Arizona has been blessed with a very robust crisis infrastructure and crisis system that allows us to be able to be responsive outside of the Crisis Counseling program … So when this program does sunset, I don’t feel it’s gonna be a big drop off. It’s just a transition of where people access the services, but I think the core of what’s being delivered will have a continuation thereafter.”

SM: What are future plans for the program?

JC: “So they do not see it being permanent under its current structure and status, so we are scheduled for it to sunset in March. So … we’ve built up plans for a wind down process, and not that services won’t be available, it’s just kind of the Resilient Arizona brand and the connection to FEMA and SAMHSA is going to transition more to a state-level service offering. So, we’re looking at alternative funding sources to keep the spirit and accessibility of the program alive. But it’ll look a little different.

Well over half the states have a crisis counseling program active, some [of which] may have already sunsetted. Ours was performing really well and still having a large impact on the community, and so that’s a big part of why it’s continued the duration that it has.”

SM: In terms of behavioral health services and programs, how do you think the state can better serve Arizonans in general?

JC: “The health care industry … was already struggling with workforce shortage issues and pay equity concerns regarding not keeping up with inflation rates and other things. So the workforce challenges were hard. We’ve been hit hard as an industry … during the pandemic and [with] the mass exodus of folks leaving the industry. We’re not seeing the incoming volume of new graduates that are entering the field. It’s lower than the amount of folks leaving the field, and we have a large group of clinical staff and leadership that are going to be retiring in the next few years, and [we’re focusing on] being prepared for that … I think the workforce shortage, in reality, it’s nationwide, but we’re feeling the impact here in Arizona.

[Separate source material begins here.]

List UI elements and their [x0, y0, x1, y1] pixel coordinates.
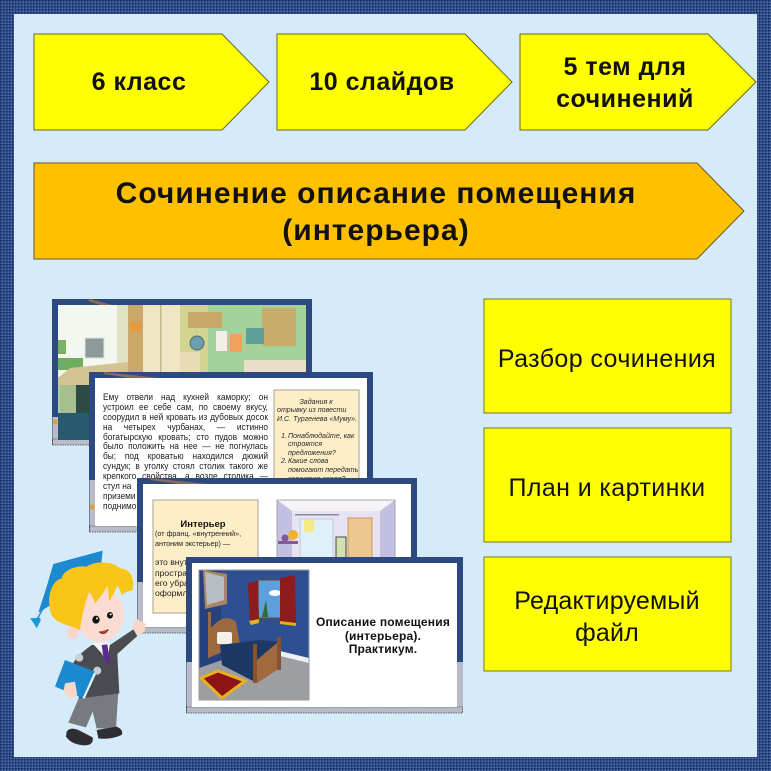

A lot of work is being done around that, in how we support and engage … How we look at other things like tuition reimbursement and improving pay, breaking down barriers when it comes to credentialing for clinicians, so we’re seeing improvement there, but that’s our biggest impact right now. I mean, throwing more money is great, but if we don’t have staff to hire, it’s kind of all for nothing at that point. 

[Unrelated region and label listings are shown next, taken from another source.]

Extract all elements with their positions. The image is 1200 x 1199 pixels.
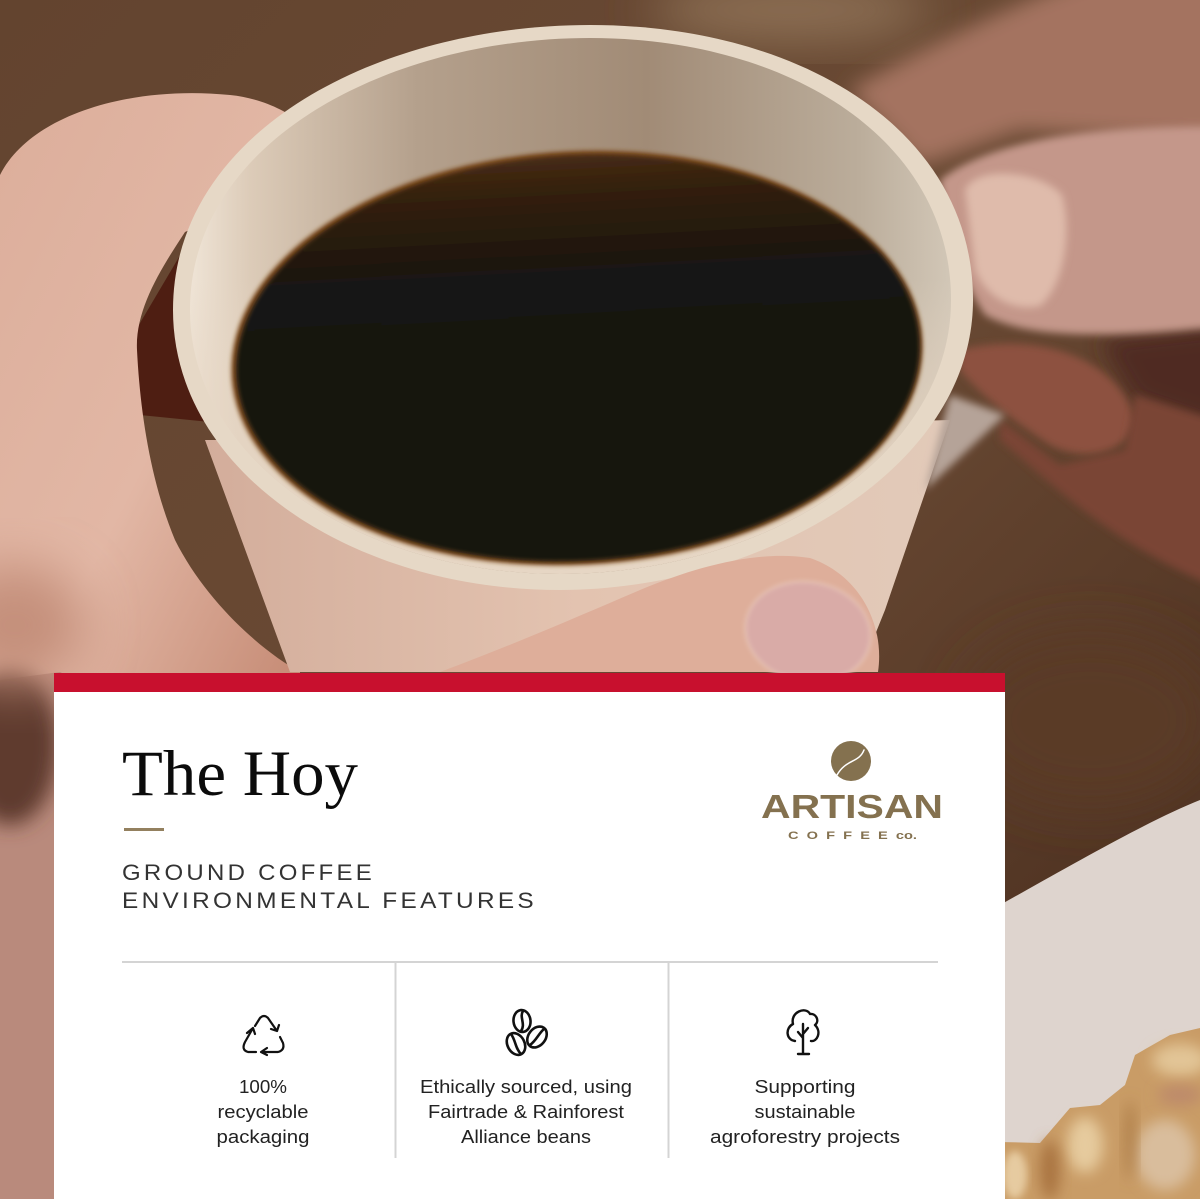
feature text: recyclable bbox=[218, 1101, 308, 1122]
icon: coffee beans bbox=[503, 1009, 551, 1058]
subtitle: ENVIRONMENTAL FEATURES bbox=[122, 888, 537, 913]
dark gap behind left hand bbox=[130, 230, 240, 425]
feature: agroforestry projects bbox=[710, 1010, 900, 1147]
cup interior bbox=[190, 38, 951, 574]
logo wordmark: ARTISAN bbox=[761, 788, 943, 825]
thumb bbox=[440, 556, 879, 672]
croissant bbox=[1000, 1028, 1200, 1199]
feature text bbox=[420, 1076, 632, 1147]
feature: recyclable packaging bbox=[216, 1016, 310, 1147]
logo tagline: C O F F E E co. bbox=[788, 830, 917, 842]
heading: The Hoy: The Hoy bbox=[122, 738, 359, 810]
feature text: Fairtrade & Rainforest bbox=[428, 1101, 624, 1122]
feature text: Supporting bbox=[754, 1076, 856, 1097]
plate bbox=[1000, 800, 1200, 1199]
feature text: Alliance beans bbox=[461, 1126, 591, 1147]
feature text: sustainable bbox=[754, 1101, 856, 1122]
feature text: Ethically sourced, using bbox=[420, 1076, 632, 1097]
right hand fingers bbox=[850, 0, 1200, 610]
icon: tree bbox=[788, 1010, 818, 1054]
logo bean mark bbox=[831, 741, 871, 781]
heading underline bbox=[124, 828, 164, 831]
logo: Artisan Coffee Co. bbox=[761, 741, 943, 842]
cup rim bbox=[173, 25, 973, 590]
panel: product information card bbox=[54, 673, 1005, 1199]
feature text bbox=[216, 1076, 310, 1147]
subtitle: GROUND COFFEE bbox=[122, 860, 375, 885]
feature text: agroforestry projects bbox=[710, 1126, 900, 1147]
coffee surface bbox=[221, 133, 933, 583]
feature: ethically sourced beans bbox=[420, 1009, 632, 1147]
icon: recycle bbox=[244, 1016, 283, 1055]
divider lines bbox=[122, 962, 938, 1158]
feature text: packaging bbox=[216, 1126, 310, 1147]
cup body bbox=[205, 420, 950, 672]
feature text: 100% bbox=[239, 1076, 287, 1097]
left hand bbox=[0, 93, 300, 690]
subtitle bbox=[122, 860, 537, 913]
red top bar bbox=[54, 673, 1005, 692]
feature text bbox=[710, 1076, 900, 1147]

So [we] continue to work on the workforce challenges and issues and make sure that these helping professions get the attention and support they need to be able to meet the community demands and needs. We’re doing really good in the urban areas, [but] rural and frontier regions still need support. When it comes to crisis services, we’re still heavily dependent on emergency departments and first responders to be that first line of defense when it comes to behavioral health emergencies and crises, and getting better supports in the rural areas I think would be a huge benefit and opportunity.”